# Basically free and it is a beauty and a beast



## MontanaLon (Jul 15, 2019)

https://chicago.craigslist.org/chc/tls/d/chicago-metal-lathe-and-accessories/6925754056.html

$220 for a 20x84" Springfield


----------



## mmcmdl (Jul 15, 2019)

That would be a keeper as clean as it looks .


----------



## francist (Jul 15, 2019)

Sweet. 

Around here, $220 wouldn't even get me the change gears.

-frank


----------



## markba633csi (Jul 15, 2019)

Am I seeing that right- it does 1 tpi?  that's a coarse thread


----------



## MontanaLon (Jul 15, 2019)

markba633csi said:


> Am I seeing that right- it does 1 tpi?  that's a coarse thread


I've seen that use as a multi thread gear, almost like a worm.

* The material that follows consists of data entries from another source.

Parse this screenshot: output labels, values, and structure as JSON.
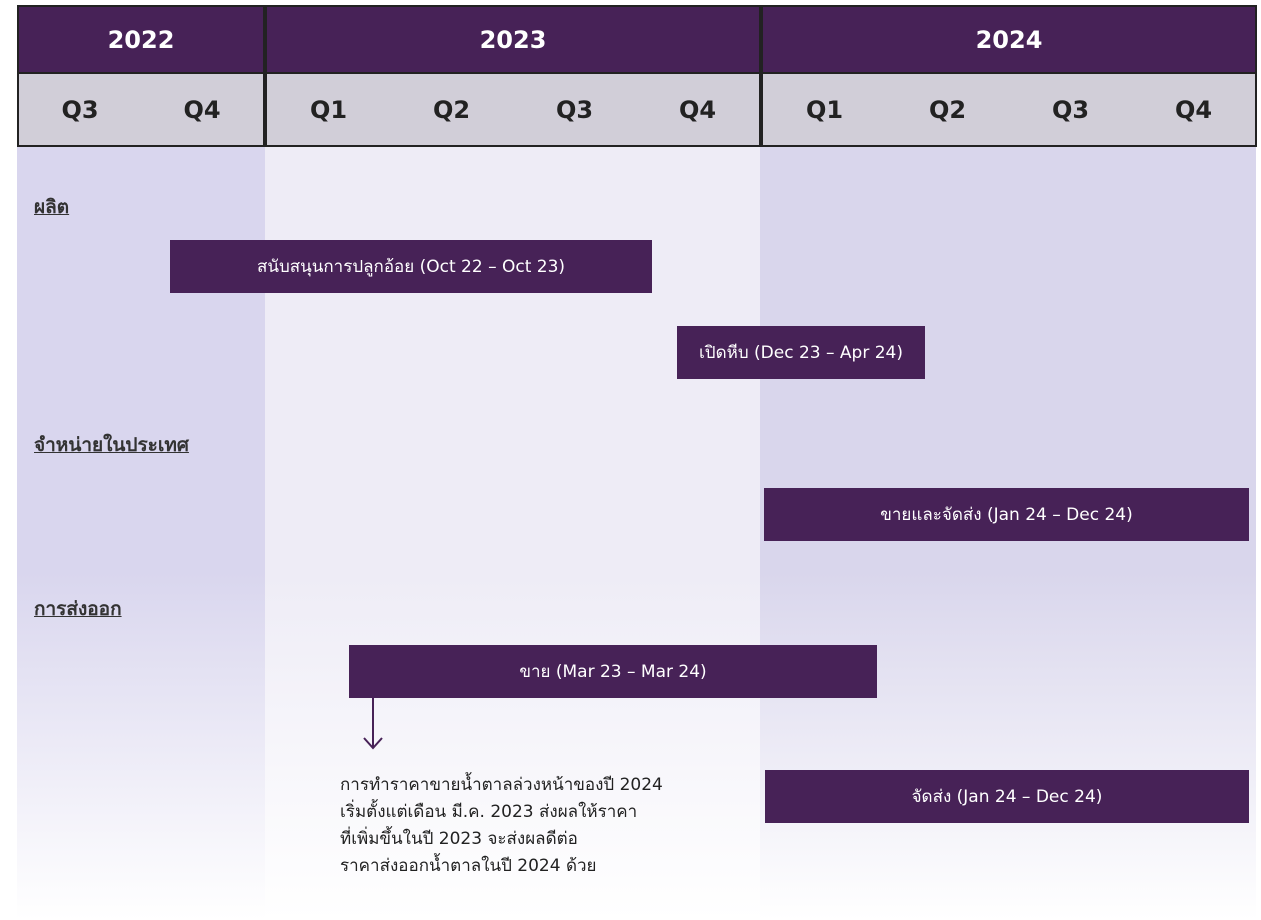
{
  "header": {
    "years": [
      {
        "label": "2022",
        "quarters": [
          "Q3",
          "Q4"
        ]
      },
      {
        "label": "2023",
        "quarters": [
          "Q1",
          "Q2",
          "Q3",
          "Q4"
        ]
      },
      {
        "label": "2024",
        "quarters": [
          "Q1",
          "Q2",
          "Q3",
          "Q4"
        ]
      }
    ]
  },
  "sections": [
    {
      "label": "ผลิต",
      "bars": [
        "สนับสนุนการปลูกอ้อย (Oct 22 – Oct 23)",
        "เปิดหีบ (Dec 23 – Apr 24)"
      ]
    },
    {
      "label": "จำหน่ายในประเทศ",
      "bars": [
        "ขายและจัดส่ง (Jan 24 – Dec 24)"
      ]
    },
    {
      "label": "การส่งออก",
      "bars": [
        "ขาย (Mar 23 – Mar 24)",
        "จัดส่ง (Jan 24 – Dec 24)"
      ]
    }
  ],
  "note": [
    "การทำราคาขายน้ำตาลล่วงหน้าของปี 2024",
    "เริ่มตั้งแต่เดือน มี.ค. 2023 ส่งผลให้ราคา",
    "ที่เพิ่มขึ้นในปี 2023 จะส่งผลดีต่อ",
    "ราคาส่งออกน้ำตาลในปี 2024 ด้วย"
  ]
}
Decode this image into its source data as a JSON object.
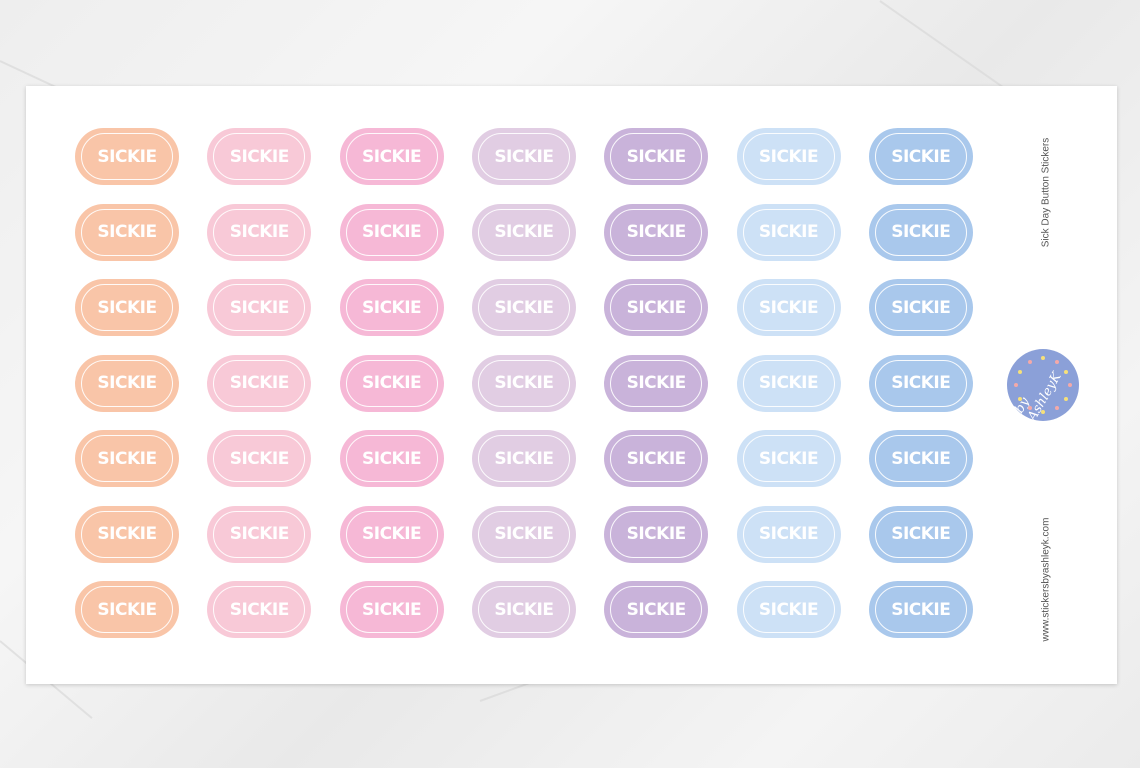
{
  "sheet": {
    "title": "Sick Day Button Stickers",
    "website": "www.stickersbyashleyk.com",
    "logo_text": "by AshleyK"
  },
  "sticker_label": "SICKIE",
  "rows": 7,
  "columns": [
    {
      "color": "#f9c5a8"
    },
    {
      "color": "#f8c9d7"
    },
    {
      "color": "#f6b8d6"
    },
    {
      "color": "#e1cde3"
    },
    {
      "color": "#c9b3da"
    },
    {
      "color": "#cde1f6"
    },
    {
      "color": "#a9c8ec"
    }
  ],
  "colors": {
    "logo": "#8ba0d8",
    "background": "#eeeeee",
    "sheet": "#ffffff"
  }
}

That would be some serious saddle movement, not for the rookie thread cutter.


----------



## Superburban (Jul 15, 2019)

13 days, and the add is still up. Around here, I repsond to many worse deals, within hours and get a reply that 10 or more folks are ahead of me.


----------



## Illinoyance (Jul 16, 2019)

Yes it is 1 tpi.  96 teeth on the spindle and 24 on the screw works out to 1 tpi on a 4 tpi leadscrew.


----------



## FOMOGO (Jul 17, 2019)

That's a good looking old machine, and you sure can't argue with the price. I'm still looking for something like that for drive shaft work. Mike


----------



## Superburban (Jul 17, 2019)

FOMOGO said:


> I'm still looking for something like that for drive shaft work. Mike


A shop that did several drive shafts back in the 70's, had two lathes tail end to tail end. Each lathe could be used by itself, or for long shafts, they turned the tail stock of one around, and between the head stock, and carriage. They also had a special pieces that looked like a steady rest, but held bearings for the center bearing on a two or three piece shaft. I saw them cut, welding, and truing drive shafts, but never got to see how they balanced them.


----------



## AGCB97 (Jul 17, 2019)

Very similar to my 1920 Springfield. It does 2 TPI - 56 TPI. 16 x 54"


----------



## Janderso (Jul 17, 2019)

Somebody needs to buy that beauty


----------